I stood in the queue, placing my one purchase on the conveyor belt and then setting down the yellow Netto bar to signify the end of my purchase and the beginning of the next customer after me. It was a meagre haul, just a pint of milk. In front of us, the customer was only purchasing 3 items and we knew we didn’t have long to wait, but I glanced at my watch anyway, instinctively as we had a trip to the tip to make before the 6pm deadline.
Finally, he paid and it took only a moment for the cashier to ring through the solitary purchase with a ping and then one of only two sentences spoken in the transaction, “9 krone”. I removed my card from my wallet and paid contactlessly. Which is the way our transactions are more and more destined to be, contactless. You could almost replace the word with soulless.
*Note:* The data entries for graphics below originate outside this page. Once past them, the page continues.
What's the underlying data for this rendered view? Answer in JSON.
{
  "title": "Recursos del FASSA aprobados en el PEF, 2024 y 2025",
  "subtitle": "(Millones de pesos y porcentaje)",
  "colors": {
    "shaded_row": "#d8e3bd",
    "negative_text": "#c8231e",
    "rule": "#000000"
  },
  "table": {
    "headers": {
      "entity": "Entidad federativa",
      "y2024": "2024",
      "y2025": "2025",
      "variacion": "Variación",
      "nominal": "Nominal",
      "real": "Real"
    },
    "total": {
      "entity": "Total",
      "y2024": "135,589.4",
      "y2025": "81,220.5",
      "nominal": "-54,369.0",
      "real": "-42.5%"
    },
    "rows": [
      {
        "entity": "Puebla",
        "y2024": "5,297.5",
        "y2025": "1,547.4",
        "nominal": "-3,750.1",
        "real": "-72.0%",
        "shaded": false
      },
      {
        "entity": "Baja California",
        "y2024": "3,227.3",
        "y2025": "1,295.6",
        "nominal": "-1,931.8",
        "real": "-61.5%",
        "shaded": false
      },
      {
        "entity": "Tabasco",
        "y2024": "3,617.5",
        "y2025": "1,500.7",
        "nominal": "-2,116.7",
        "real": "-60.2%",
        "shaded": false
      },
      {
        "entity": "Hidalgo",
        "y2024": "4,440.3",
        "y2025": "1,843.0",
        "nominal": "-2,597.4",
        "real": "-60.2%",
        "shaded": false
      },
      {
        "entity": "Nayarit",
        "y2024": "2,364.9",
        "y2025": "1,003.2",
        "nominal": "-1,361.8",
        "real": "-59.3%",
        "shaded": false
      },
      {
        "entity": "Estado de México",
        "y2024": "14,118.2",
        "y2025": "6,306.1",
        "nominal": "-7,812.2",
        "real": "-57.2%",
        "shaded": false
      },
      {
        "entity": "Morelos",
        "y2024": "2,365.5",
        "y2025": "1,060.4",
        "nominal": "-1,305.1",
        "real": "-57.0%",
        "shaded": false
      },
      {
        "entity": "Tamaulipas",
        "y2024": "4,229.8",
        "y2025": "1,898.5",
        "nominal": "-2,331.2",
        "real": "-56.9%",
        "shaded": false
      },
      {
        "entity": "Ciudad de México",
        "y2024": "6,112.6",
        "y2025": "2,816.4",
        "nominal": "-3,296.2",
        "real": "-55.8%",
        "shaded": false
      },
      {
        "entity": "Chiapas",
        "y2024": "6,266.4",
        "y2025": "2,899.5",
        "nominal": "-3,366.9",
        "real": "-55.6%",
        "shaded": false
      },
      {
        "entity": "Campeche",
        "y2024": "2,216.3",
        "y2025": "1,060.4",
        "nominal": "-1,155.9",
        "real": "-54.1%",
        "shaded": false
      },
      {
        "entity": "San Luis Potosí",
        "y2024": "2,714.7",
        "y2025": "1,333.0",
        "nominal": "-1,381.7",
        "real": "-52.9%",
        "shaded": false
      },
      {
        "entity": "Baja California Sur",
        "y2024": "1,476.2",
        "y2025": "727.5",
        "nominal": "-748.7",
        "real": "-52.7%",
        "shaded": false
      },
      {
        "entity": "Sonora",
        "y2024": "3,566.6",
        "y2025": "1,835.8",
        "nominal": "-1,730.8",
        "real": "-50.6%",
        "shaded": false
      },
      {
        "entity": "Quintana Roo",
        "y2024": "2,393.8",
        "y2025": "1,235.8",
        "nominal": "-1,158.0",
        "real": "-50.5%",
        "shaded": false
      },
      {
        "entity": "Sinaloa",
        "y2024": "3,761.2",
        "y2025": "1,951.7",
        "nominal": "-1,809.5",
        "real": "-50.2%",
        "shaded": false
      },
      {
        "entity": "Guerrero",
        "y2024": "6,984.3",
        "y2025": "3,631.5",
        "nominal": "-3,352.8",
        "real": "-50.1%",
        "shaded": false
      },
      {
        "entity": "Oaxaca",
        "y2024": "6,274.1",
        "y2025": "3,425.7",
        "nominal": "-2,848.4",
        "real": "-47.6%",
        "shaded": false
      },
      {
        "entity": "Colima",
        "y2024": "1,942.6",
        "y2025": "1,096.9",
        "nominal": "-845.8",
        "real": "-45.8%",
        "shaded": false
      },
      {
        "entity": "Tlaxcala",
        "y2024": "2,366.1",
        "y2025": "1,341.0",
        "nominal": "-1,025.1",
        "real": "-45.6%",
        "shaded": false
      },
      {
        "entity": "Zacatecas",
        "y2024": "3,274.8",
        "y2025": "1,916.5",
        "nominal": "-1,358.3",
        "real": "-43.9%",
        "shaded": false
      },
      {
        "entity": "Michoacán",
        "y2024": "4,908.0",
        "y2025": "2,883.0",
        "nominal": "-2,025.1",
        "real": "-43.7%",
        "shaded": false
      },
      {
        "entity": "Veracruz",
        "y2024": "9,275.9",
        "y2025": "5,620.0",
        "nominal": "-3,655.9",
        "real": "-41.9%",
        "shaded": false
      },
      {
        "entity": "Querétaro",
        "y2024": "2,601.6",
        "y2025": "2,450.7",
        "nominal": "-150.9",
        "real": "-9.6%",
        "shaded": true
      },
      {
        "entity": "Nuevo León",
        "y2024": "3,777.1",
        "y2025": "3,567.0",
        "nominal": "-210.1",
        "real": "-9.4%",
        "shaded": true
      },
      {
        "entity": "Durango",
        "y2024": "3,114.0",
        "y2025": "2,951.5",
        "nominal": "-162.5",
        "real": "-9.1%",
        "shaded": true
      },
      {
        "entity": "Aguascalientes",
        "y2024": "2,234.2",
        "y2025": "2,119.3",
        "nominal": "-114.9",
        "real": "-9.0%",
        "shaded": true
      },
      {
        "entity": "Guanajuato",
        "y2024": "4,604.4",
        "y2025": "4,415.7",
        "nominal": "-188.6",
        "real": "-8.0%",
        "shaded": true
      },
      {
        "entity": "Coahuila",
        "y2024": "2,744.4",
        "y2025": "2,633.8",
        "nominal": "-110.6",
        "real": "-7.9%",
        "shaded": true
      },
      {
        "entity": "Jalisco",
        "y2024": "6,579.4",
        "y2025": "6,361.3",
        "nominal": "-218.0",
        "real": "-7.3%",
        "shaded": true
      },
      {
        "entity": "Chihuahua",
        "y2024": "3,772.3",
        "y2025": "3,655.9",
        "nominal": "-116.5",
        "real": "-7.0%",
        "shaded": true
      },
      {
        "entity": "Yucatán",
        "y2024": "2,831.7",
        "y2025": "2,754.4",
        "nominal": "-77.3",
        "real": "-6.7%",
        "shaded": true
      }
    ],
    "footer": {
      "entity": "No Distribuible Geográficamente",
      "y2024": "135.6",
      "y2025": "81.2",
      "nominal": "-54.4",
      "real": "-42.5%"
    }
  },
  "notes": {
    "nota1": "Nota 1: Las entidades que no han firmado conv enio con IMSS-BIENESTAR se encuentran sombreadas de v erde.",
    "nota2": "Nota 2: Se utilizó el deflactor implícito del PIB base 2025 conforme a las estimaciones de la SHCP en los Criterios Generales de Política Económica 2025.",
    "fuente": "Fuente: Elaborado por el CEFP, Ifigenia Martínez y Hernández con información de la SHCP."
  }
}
The machine displayed it’s approval of the transaction and the assistant on the checkout asked next “Abonnement med?”. “Ja Tak”, I replied. He handed me my piece of paper, the proof of the transaction and the only time in the transaction we may fear physically touching another human being. I took it and we left. Aware that the entire transaction had taken place without any eye contact being made. Outside, as I got into the car, I noticed the receipt even had the name of the checkout assistant on it.
All throughout the world, millions of these transactions are taking place. Every minute of every day. I wonder how many of them involve a father and son though and take place in the manner just described?